Singer Yoo Seung-jun's Visa Battle Drags on

  • By Lee Hyun-yi

    July 11, 2019 13:30

    A lengthy legal battle surrounding Korean-American singer Yoo Seung-jun, also known as Steve Yoo, shows no sign of ending.

    The Supreme Court on Thursday sent the case back to a lower court, overturning rulings which banned him from Korea because he took U.S. citizenship to dodge mandatory military service here.

    Yoo Seung-jun

    But the top court said it is "unlawful not to issue a visa" to him based on nothing more than an order by the Justice Ministry to ban him some 17 years ago.
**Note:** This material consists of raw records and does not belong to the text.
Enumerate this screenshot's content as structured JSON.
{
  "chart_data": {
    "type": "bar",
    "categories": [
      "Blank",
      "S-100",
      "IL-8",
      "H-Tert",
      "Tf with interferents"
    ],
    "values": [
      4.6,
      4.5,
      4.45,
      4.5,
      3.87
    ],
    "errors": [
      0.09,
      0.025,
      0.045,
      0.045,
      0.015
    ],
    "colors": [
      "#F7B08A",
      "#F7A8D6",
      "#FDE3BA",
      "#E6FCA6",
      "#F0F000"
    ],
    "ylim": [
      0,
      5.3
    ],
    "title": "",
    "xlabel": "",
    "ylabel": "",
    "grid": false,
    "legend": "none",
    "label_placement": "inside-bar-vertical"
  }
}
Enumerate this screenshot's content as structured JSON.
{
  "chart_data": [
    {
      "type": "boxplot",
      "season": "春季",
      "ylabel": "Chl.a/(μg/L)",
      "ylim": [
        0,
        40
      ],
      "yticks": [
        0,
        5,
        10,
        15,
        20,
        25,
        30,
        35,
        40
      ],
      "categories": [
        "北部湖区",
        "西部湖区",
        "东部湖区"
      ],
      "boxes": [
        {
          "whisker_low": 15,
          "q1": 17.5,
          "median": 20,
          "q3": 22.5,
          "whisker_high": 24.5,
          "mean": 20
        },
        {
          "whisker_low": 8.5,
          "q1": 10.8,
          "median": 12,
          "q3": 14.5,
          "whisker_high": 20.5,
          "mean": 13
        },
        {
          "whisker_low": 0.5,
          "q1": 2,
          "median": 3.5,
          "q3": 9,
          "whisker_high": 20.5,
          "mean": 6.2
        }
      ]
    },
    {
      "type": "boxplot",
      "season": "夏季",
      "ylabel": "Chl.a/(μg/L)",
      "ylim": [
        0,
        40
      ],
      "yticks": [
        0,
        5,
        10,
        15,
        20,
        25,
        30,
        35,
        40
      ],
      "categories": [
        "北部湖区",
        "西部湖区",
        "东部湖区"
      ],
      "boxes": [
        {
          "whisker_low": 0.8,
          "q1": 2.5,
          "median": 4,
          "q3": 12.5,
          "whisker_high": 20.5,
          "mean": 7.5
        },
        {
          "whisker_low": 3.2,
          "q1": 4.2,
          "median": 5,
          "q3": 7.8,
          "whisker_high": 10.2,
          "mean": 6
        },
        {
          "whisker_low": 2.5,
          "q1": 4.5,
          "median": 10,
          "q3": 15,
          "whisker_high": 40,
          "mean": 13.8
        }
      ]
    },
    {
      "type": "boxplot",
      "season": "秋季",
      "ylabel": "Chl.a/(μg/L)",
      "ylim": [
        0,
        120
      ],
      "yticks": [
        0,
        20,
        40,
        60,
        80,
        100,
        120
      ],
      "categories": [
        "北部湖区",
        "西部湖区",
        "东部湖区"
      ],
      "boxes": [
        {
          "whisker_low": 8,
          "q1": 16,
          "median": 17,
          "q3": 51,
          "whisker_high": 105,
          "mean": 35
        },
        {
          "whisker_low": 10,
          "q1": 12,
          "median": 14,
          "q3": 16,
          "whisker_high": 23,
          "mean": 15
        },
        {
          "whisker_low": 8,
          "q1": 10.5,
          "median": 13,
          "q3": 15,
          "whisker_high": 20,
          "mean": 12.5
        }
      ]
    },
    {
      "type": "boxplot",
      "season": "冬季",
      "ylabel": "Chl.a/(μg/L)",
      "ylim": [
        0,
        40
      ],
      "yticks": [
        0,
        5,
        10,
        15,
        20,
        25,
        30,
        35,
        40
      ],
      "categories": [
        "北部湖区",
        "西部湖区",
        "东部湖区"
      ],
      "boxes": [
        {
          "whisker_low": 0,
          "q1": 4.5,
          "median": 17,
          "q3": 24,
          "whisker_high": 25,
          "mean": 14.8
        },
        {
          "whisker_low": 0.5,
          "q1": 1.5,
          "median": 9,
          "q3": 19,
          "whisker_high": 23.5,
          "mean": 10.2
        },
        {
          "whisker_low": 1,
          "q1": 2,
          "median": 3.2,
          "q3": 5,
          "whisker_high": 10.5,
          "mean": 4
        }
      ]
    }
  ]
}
    "The Korean Consulate in Los Angeles refused to issue a visa simply because there was a government decision on an entry ban," the court said. "Instead... the consulate should have deliberated the case... based on the relevant laws for overseas Koreans which stipulate that even those who give up Korean nationality to dodge mandatory military service must be given a visa once they turn 38, when the compulsory military duty is waived, unless they pose a threat to the national interest and public safety."

    The court also said the laws which are inclusive in nature require a caution when dropping an entry ban indefinitely.
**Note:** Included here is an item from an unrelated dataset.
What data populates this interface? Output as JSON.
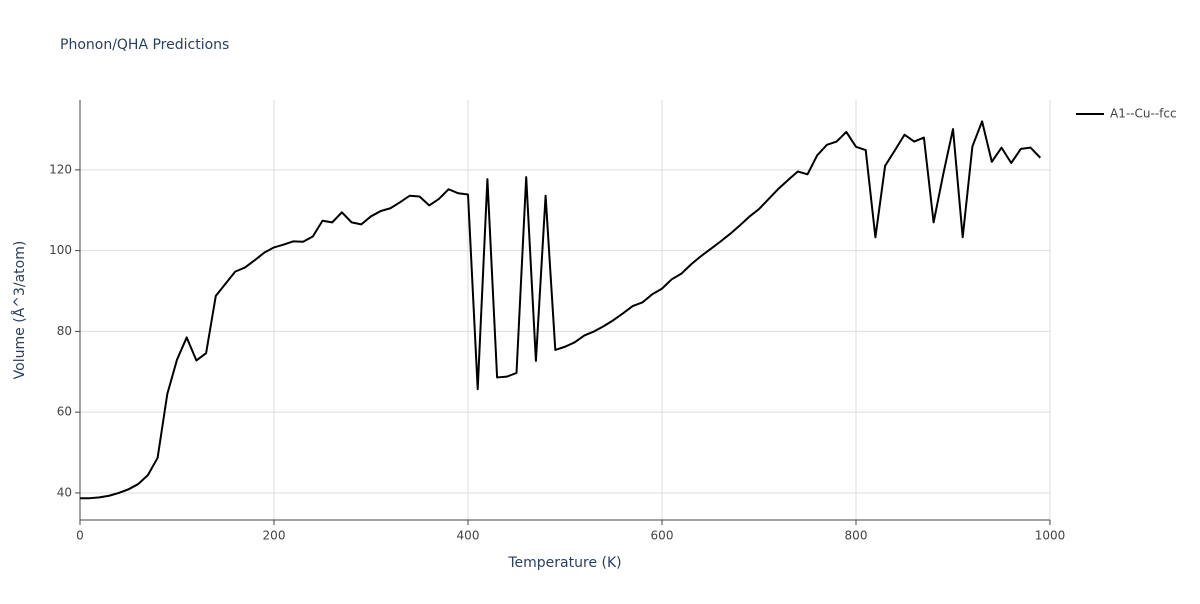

    Under Thursday's ruling, the consulate in Los Angeles should screen Yoo's visa application again, leaving open the possibility for him to return to Korea. After the ruling, Yoo's lawyer read a statement from his client expressing gratitude to the court and vowing to repent for the rest of his life.

    Yoo, who was popular in the late 1990s, repeatedly promised to report for duty but in January 2002 effectively evaded the obligation last minute by choosing to take U.S. citizenship. He fled to the U.S. by special permission from the Military Manpower Administration and submitted written pledge to return but failed to do so. Amid the ensuing public furor the Justice Ministry banned him from entering Korea.

    He filed a lawsuit against the Korean government after a visa application was rejected in 2015. Lower courts ruled in favor of the government saying that allowing Yoo to return could damage the morale of young men who serve in the military and encourage draft dodgers.